Ancak filmin kendisi de tıpkı Barbiecore estetiği gibi, çeşitli eleştirilere hedef oldu. Film, bir yandan Barbie’nin “kusursuz” imajını sorgularken, diğer yandan Barbiecore estetiğine yönelik “gerçekçi değil” ya da “sınıfsal ayrımlar yaratıyor” gibi eleştirileri yeniden alevlendirdi. Özellikle ötekileştirilen grupların bu estetik içindeki temsili, filmin yarattığı tartışmalarla birlikte daha görünür hale geldi. Barbiecore’un “gerçekçi olmadığı” yönündeki eleştiriler devam ederken, akımın ardındaki maddi sermaye gereksinimi sınıfsal bir ayrımcılık yarattığı iddiasını güçlendirdi. Bu durum, “alternatif estetik akımlar” arayışını da beraberinde getirdi.

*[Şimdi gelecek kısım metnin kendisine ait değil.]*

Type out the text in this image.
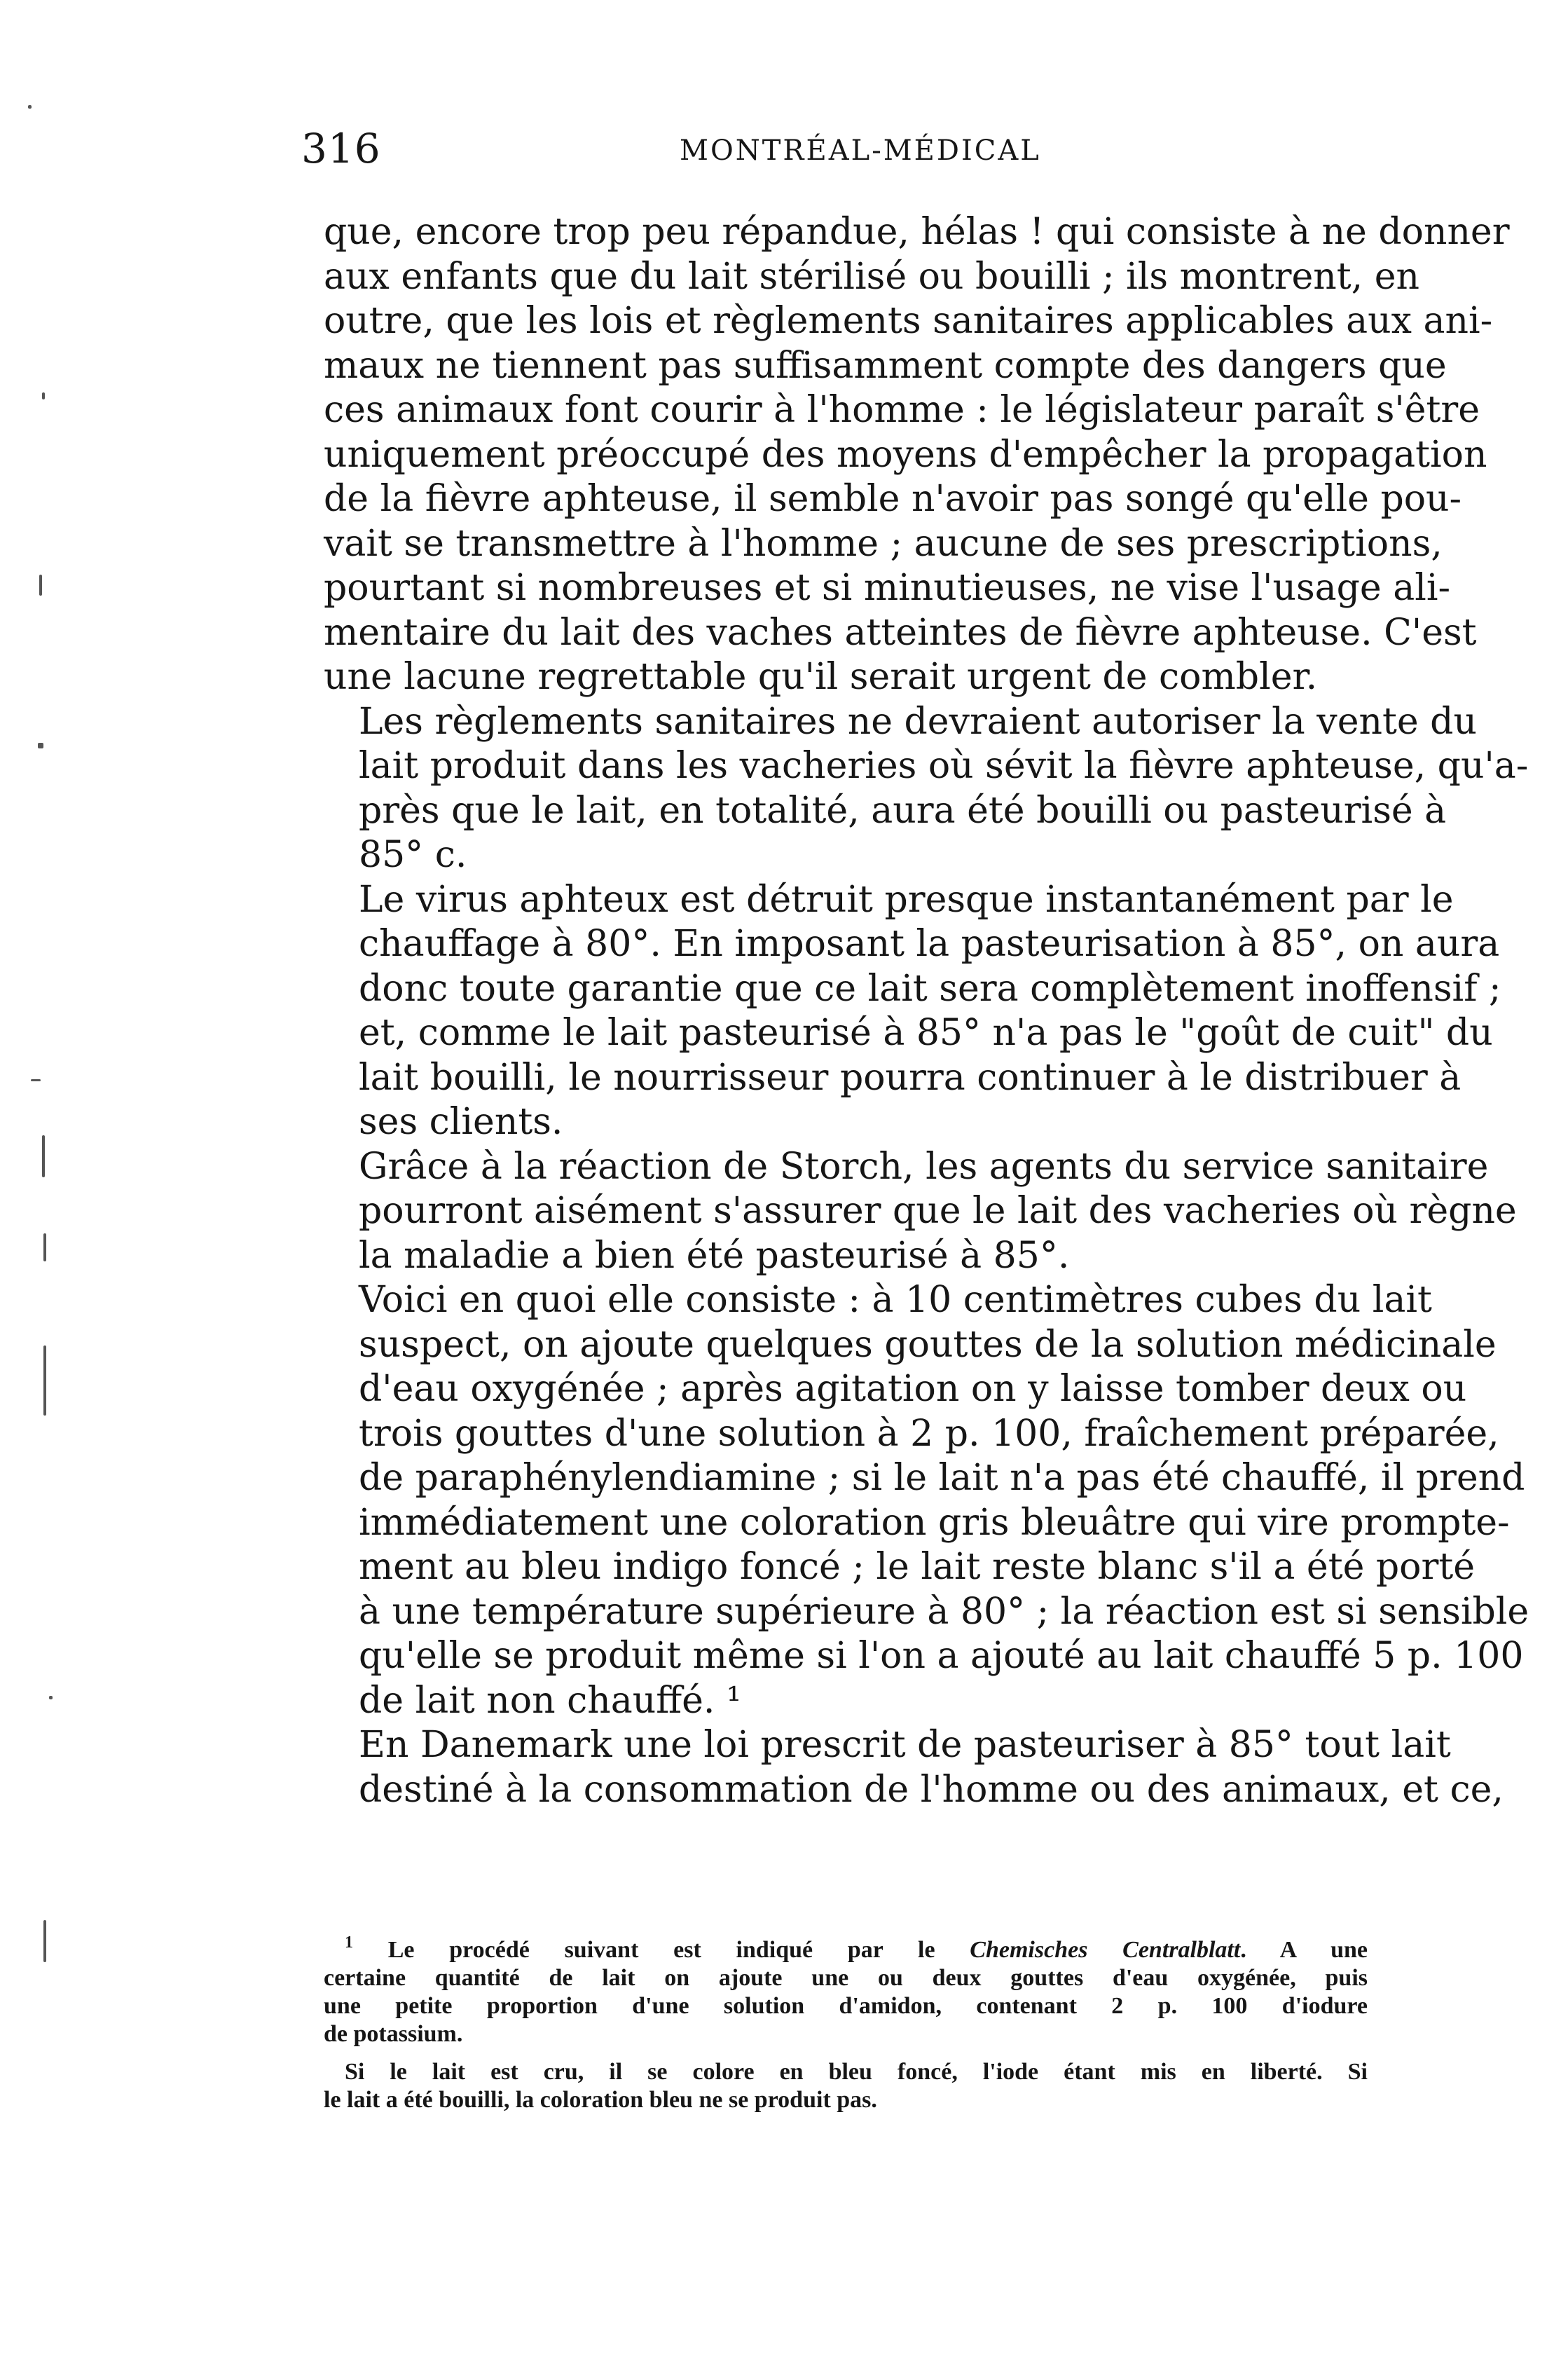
316	MONTRÉAL-MÉDICAL

que, encore trop peu répandue, hélas ! qui consiste à ne donner
aux enfants que du lait stérilisé ou bouilli ; ils montrent, en
outre, que les lois et règlements sanitaires applicables aux ani-
maux ne tiennent pas suffisamment compte des dangers que
ces animaux font courir à l'homme : le législateur paraît s'être
uniquement préoccupé des moyens d'empêcher la propagation
de la fièvre aphteuse, il semble n'avoir pas songé qu'elle pou-
vait se transmettre à l'homme ; aucune de ses prescriptions,
pourtant si nombreuses et si minutieuses, ne vise l'usage ali-
mentaire du lait des vaches atteintes de fièvre aphteuse. C'est
une lacune regrettable qu'il serait urgent de combler.

Les règlements sanitaires ne devraient autoriser la vente du
lait produit dans les vacheries où sévit la fièvre aphteuse, qu'a-
près que le lait, en totalité, aura été bouilli ou pasteurisé à
85° c.

Le virus aphteux est détruit presque instantanément par le
chauffage à 80°. En imposant la pasteurisation à 85°, on aura
donc toute garantie que ce lait sera complètement inoffensif ;
et, comme le lait pasteurisé à 85° n'a pas le "goût de cuit" du
lait bouilli, le nourrisseur pourra continuer à le distribuer à
ses clients.

Grâce à la réaction de Storch, les agents du service sanitaire
pourront aisément s'assurer que le lait des vacheries où règne
la maladie a bien été pasteurisé à 85°.

Voici en quoi elle consiste : à 10 centimètres cubes du lait
suspect, on ajoute quelques gouttes de la solution médicinale
d'eau oxygénée ; après agitation on y laisse tomber deux ou
trois gouttes d'une solution à 2 p. 100, fraîchement préparée,
de paraphénylendiamine ; si le lait n'a pas été chauffé, il prend
immédiatement une coloration gris bleuâtre qui vire prompte-
ment au bleu indigo foncé ; le lait reste blanc s'il a été porté
à une température supérieure à 80° ; la réaction est si sensible
qu'elle se produit même si l'on a ajouté au lait chauffé 5 p. 100
de lait non chauffé. ¹

En Danemark une loi prescrit de pasteuriser à 85° tout lait
destiné à la consommation de l'homme ou des animaux, et ce,

$^1$ Le procédé suivant est indiqué par le Chemisches Centralblatt. A une
certaine quantité de lait on ajoute une ou deux gouttes d'eau oxygénée, puis
une petite proportion d'une solution d'amidon, contenant 2 p. 100 d'iodure
de potassium.

Si le lait est cru, il se colore en bleu foncé, l'iode étant mis en liberté. Si
le lait a été bouilli, la coloration bleu ne se produit pas.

Rüya Mı Yoksa Strateji Mi?

Barbiecore, popüler kültürün hızla yükselen ve herkesin dilinde olan bir estetik akımı olmanın ötesinde, modern toplumun karmaşık dinamiklerini yansıtan bir aynadır. Bu pembe ve ışıltılı dünya, bir yandan kadınların feminenliği özgürce sahiplenmesini ve ifade edebilmesi için bir alan sunarken, diğer yandan da tüketim kültürünün, güzellik standartlarının ve kimlik performansının yarattığı çelişkileri barındırır. Nihayetinde Barbiecore, estetik seçimlerimizin kişisel zevklerden ibaret olmadığını; toplumsal beklentiler, ekonomik dinamikler ve süregelen feminist tartışmalarla iç içe geçtiğini hatırlatır. Barbiecore, pembe bir rüya olabileceği gibi, aynı zamanda günümüz dünyasının karmaşık kimlik siyasetinin ve pazarlama stratejilerinin ışıltılı bir yansımasıdır.
Kaynakça
“Barbiecore Is Everywhere This Summer.” Vogue, 29 June 2022, www.vogue.com/article/barbie-fashion-is-everywhere-this-summer.
“What Barbiecore Looked Like Before Barbiecore.” Vogue, 18 July 2022, www.vogue.com/article/what-barbiecore-looked-like-before-barbiecore.
Vogue, 6 Mar. 2022, vogue.com.tr/defile/valentino-2022-23-sonbaharkis.